Advent Carol service, 2018 and a most apropos reading
  • Hugh
    Posts: 198
    Our Advent Carol Service Booklet, fwiw.

    Incidentally, the Advent Sermon of Peter of Blois (1130 - 1211) which I happily included as our Sixth reading, is IMO just stunning, both theologically and rhetorically (and a hat tip to the translator, whoever they were!) (Thanks to the great Dom Gueranger: "The Liturgical Year"):

    *****

    "There are three comings of our Lord; the first in the flesh, the second in the soul, the third at the judgement.
    The first was at midnight, according to those words of the Gospel: “At midnight there was a cry made, Lo the Bridegroom cometh!”

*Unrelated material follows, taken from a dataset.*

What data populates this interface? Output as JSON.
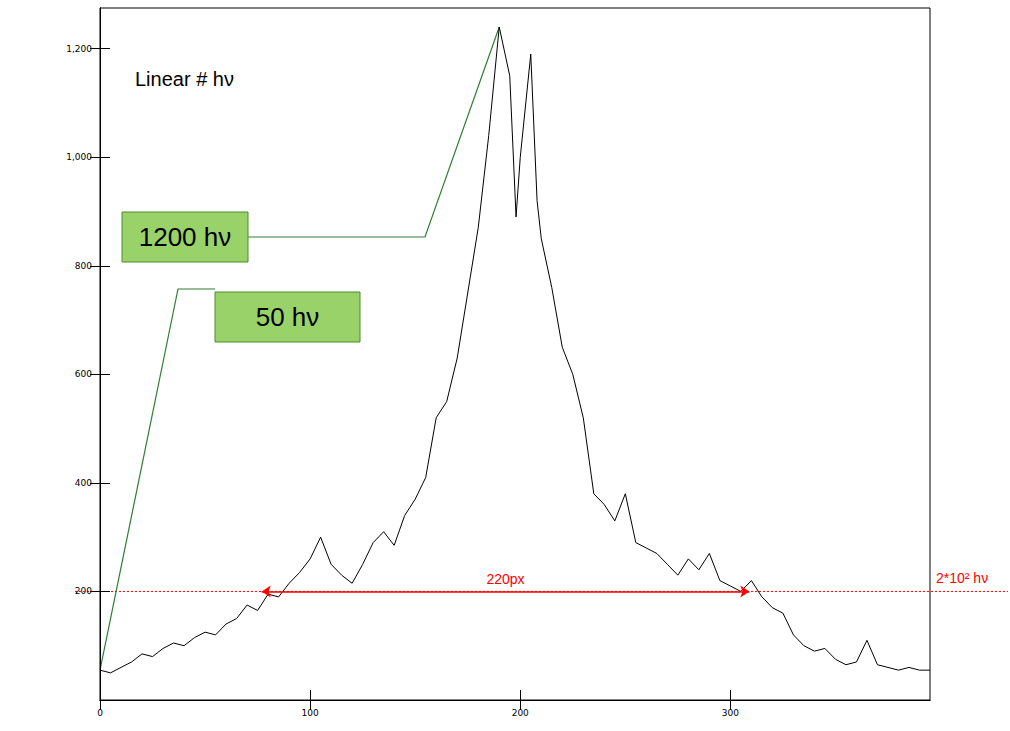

    But this first coming is long since past, for Christ has been seen on the earth and has conversed among men.

    We are now in the second coming, provided only we are such as that He may thus come to us; for He has said that if we love him, He will come unto us and will take up His abode with us. So that this second coming is full of uncertainty to us; for who, save the Spirit of God, knows them that are of God? They that are raised out of themselves by the desire of heavenly things know indeed when He comes; but whence He cometh, or whither He goeth, they know not.

    As for the third coming, it is most certain that it will be, most uncertain when it will be; for nothing is more sure than death, and nothing less sure than the hour of death. “When they shall say, ‘peace and security’”, says the apostle, “then shall sudden destruction come upon them, as the pains upon her that is with child, and they shall not escape.”

    So that the first coming was humble and hidden, the second is mysterious and full of love, the third will be majestic and terrible.

    In His first coming, Christ was judged by men unjustly; in His second, He renders us just by His grace; in His third, He will judge all things with justice.

    In His first, a lamb; in His last, a lion; in the one between the two, the tenderest of friends.’
  • Hugh
    Posts: 198
    I meant to add: Peter of Blois (1130 -1211) is not a canonized saint. His sublime words are just what the more thoughtful Catholic assented to back then. Yes, he was, amongst other things, a poet. But the ideas he has so beautifully expressed here are what all Catholics then might have thought, at least implicitly.

    Peter of Blois, R.I.P.
  • Baeutiful, Hugh!
    One of the very nicest L&Cs I've ever seen.
    And your service folder is exemplary.

    (And, I shall look up Peter of Blois
    [I once, in high school, designed a grey-stone manor with a copy of the famed staircase of the chateau of Blois].)
    Thanked by 1Hugh
  • Certainly a very nice booklet, BUT...not one mention of a composer anywhere.
  • Contrabourdon is right -
    One should always give composers or tune names in the right margin, and author's names or sources beneath their texts.